One of our students has credited survival training she learnt at Comet Bay College with saving her life during a terrifying boating accident on Australia Day.
Twelve-year-old Sophie Sharman was enjoying a day on the water with family and friends when the boat she was a passenger in capsized in waters off Port Kennedy.
Sophie was tangled in ropes and fishing gear and unable to swim free after her friends.
The Year 8 student said it was the most terrifying experience of her life.
“I was thinking this was the moment I was going to die,” Sophie recalled.
“Instead, I kept my head strong and tried not to panic before thinking about where I could go.”
Sophie managed to find an air pocket where she sheltered, gathered her courage and tried a second, unsuccessful attempt to free herself from the wreck.
Mother Melissa Sharman said this was the moment Sophie’s fight or flight training saved her.

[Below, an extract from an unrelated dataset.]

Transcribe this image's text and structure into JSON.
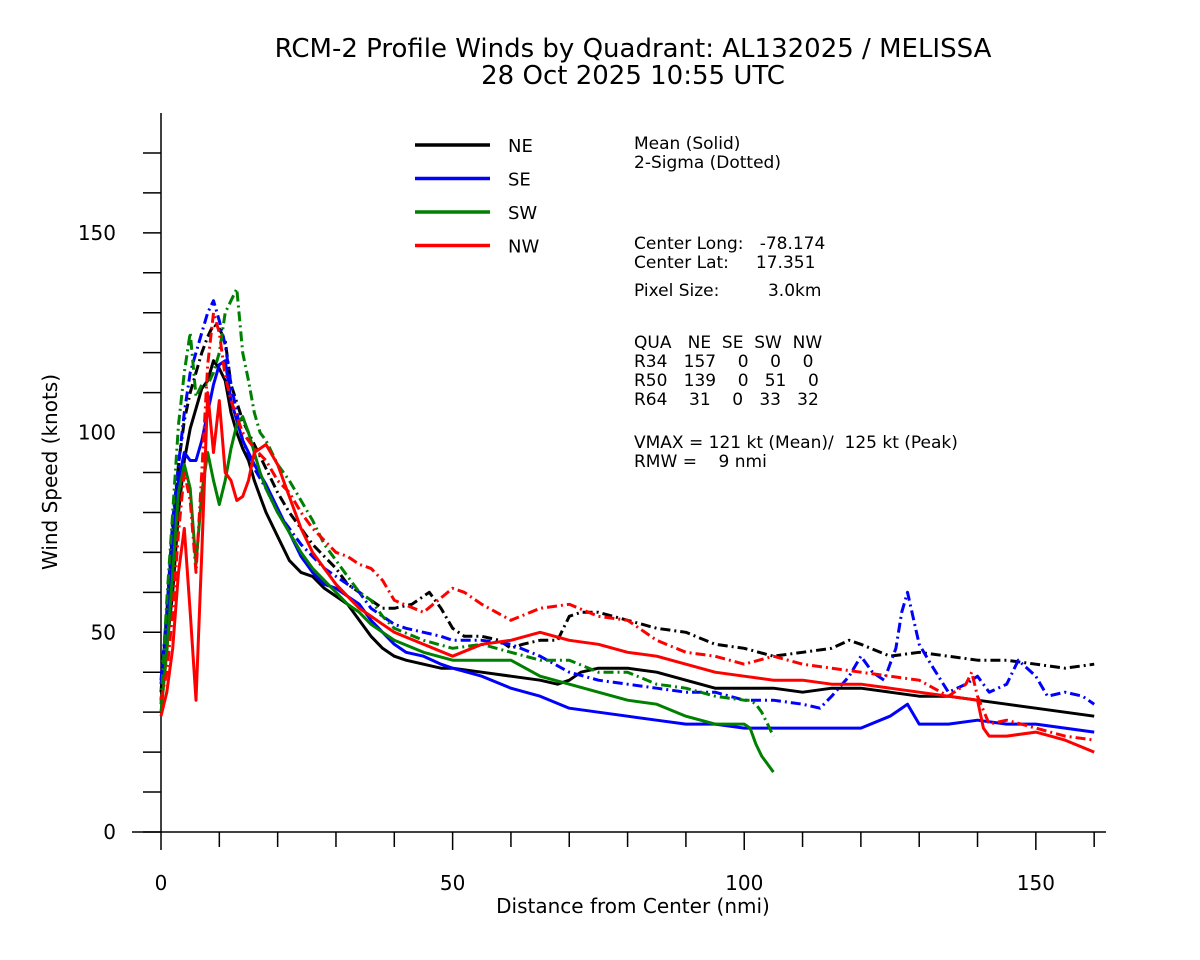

“Thankfully, her fight ignited, she kept her head and thought of what she needed to do in this situation,” Mrs Sharman said.
“She found a small air pocket, took a breath, observed what another did, decided what she needed to do and tried that. When she couldn’t follow her friend out, she knew she had to go back to her air pocket, take another breathe and think again.”
Sophie was eventually able to free herself, with only a fish hook injury to show for her ordeal.
She said specialised survival training, taught through Comet Bay College’s RISK program, gave her the skills to remain calm, not give up and look for other ways to help herself.
Program coordinator Brianna Player said RISK, an acronym for Resilience Impartation through Survival Knowledge, developed a range of life skills for students, including resilience, confidence, communication and perseverance.
She said Sophie’s training had been put to the ultimate test on Australia Day.
“It was difficult to hear about this event and what Sophie went through, but it was so reassuring to me that the training she had learnt and the skills she acquired over the last year helped her to stay calm in a frightening situation,” Ms Player said.
“We are all relieved Sophie was not injured and it has highlighted the importance of teaching our students the real-world skills we learn in RISK.”